Artificial Intelligence (AI) programs have proven they “know when to hold ’em, and when to fold ’em,” AIs have long dominated games such as chess, and last year conquered Go, but they have made relatively lousy poker players. In DeepStack, researchers have broken their poker losing streak by combining new algorithms and deep machine learning, a form of computer science that in some ways mimics the human brain, allowing machines to teach themselves.
“It’s a … a scalable approach to dealing with [complex information] that could quickly make a very good decision even better than people,” said Murray Campbell then, a senior researcher at IBM in Armonk, New York.
This has been until last year as recently, scientists observed that Libratus, the artificial intelligence – that defeated four top professional poker players this year, uses a three-pronged approach to master a game with more decision points than atoms in the universe. Researchers from the Carnegie Mellon University in the US detailed about how their AI was able to achieve superhuman performance by breaking the game into computationally manageable parts and, based on its opponents’ game play, fix potential weaknesses in its strategy during the competition which was quoted in a case study that got published in the journal Science.
Poker players, contend with hidden information – what cards their opponents hold and whether an opponent is bluffing. In a 20-day competition involving 120,000 hands at Rivers Casino in Pittsburgh in January, Libratus became the first AI to defeat top human players at head’s up no-limit Texas Hold’em Poker – the primary benchmark and long-standing challenge problem for imperfect-information game-solving by AIs. It collectively amassed more than USD 1.8 million in chips.
According to the researchers, “The techniques in Libratus do not use expert domain knowledge or human data and are not specific to poker. Thus, they apply to a host of imperfect-information games.”
Libratus includes three main modules, the first of which computes an abstraction of the game that is smaller and easier to solve than by considering all possible decision points – about 10 multiplied 161 times – in the game. It creates its own detailed strategy for the early rounds of Texas Hold’em and a strategy for the later round which is called the blueprint strategy.
The study marks that, “The techniques that are developed and are largely domain independent can thus be applied to other strategic imperfect-information interactions, including non-recreational applications.”

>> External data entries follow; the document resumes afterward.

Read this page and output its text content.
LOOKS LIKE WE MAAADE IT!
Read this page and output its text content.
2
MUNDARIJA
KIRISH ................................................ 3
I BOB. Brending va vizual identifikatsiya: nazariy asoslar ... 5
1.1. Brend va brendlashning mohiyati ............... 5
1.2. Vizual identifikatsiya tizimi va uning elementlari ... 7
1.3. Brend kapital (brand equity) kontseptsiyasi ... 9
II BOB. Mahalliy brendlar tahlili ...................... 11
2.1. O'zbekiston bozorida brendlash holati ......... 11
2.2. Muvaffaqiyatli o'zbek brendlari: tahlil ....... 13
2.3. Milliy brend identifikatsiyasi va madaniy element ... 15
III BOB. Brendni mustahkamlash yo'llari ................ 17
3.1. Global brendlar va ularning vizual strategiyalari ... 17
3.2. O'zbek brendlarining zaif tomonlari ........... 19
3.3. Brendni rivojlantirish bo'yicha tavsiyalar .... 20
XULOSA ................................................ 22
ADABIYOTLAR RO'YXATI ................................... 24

The second module constructs a new, finer-grained abstraction based on the state of play which also computes a strategy for sub-game in real-time and balances strategies across different sub-games by using the blueprint strategy for guiding something to achieve safe sub- game solving. And the third module, is designed to improve the blueprint strategy as competition proceeds. Typically, AIs use machine learning to find mistakes in the opponent’s strategy and exploit them.
However, this exploits the AI if the opponent shifts their strategy, said Sandholm.
“Due to the ubiquity of hidden information in real-world strategic interactions, we believe the paradigm introduced in Libratus will be critical to the future growth and widespread application of AI,” they said. Also, Libratus’ self-improver module analyses opponents’ bet sizes to detect potential holes in Libratus’ blueprint strategy. Hence, they added the missing decision branches that computes strategies for them and adds to the blueprint.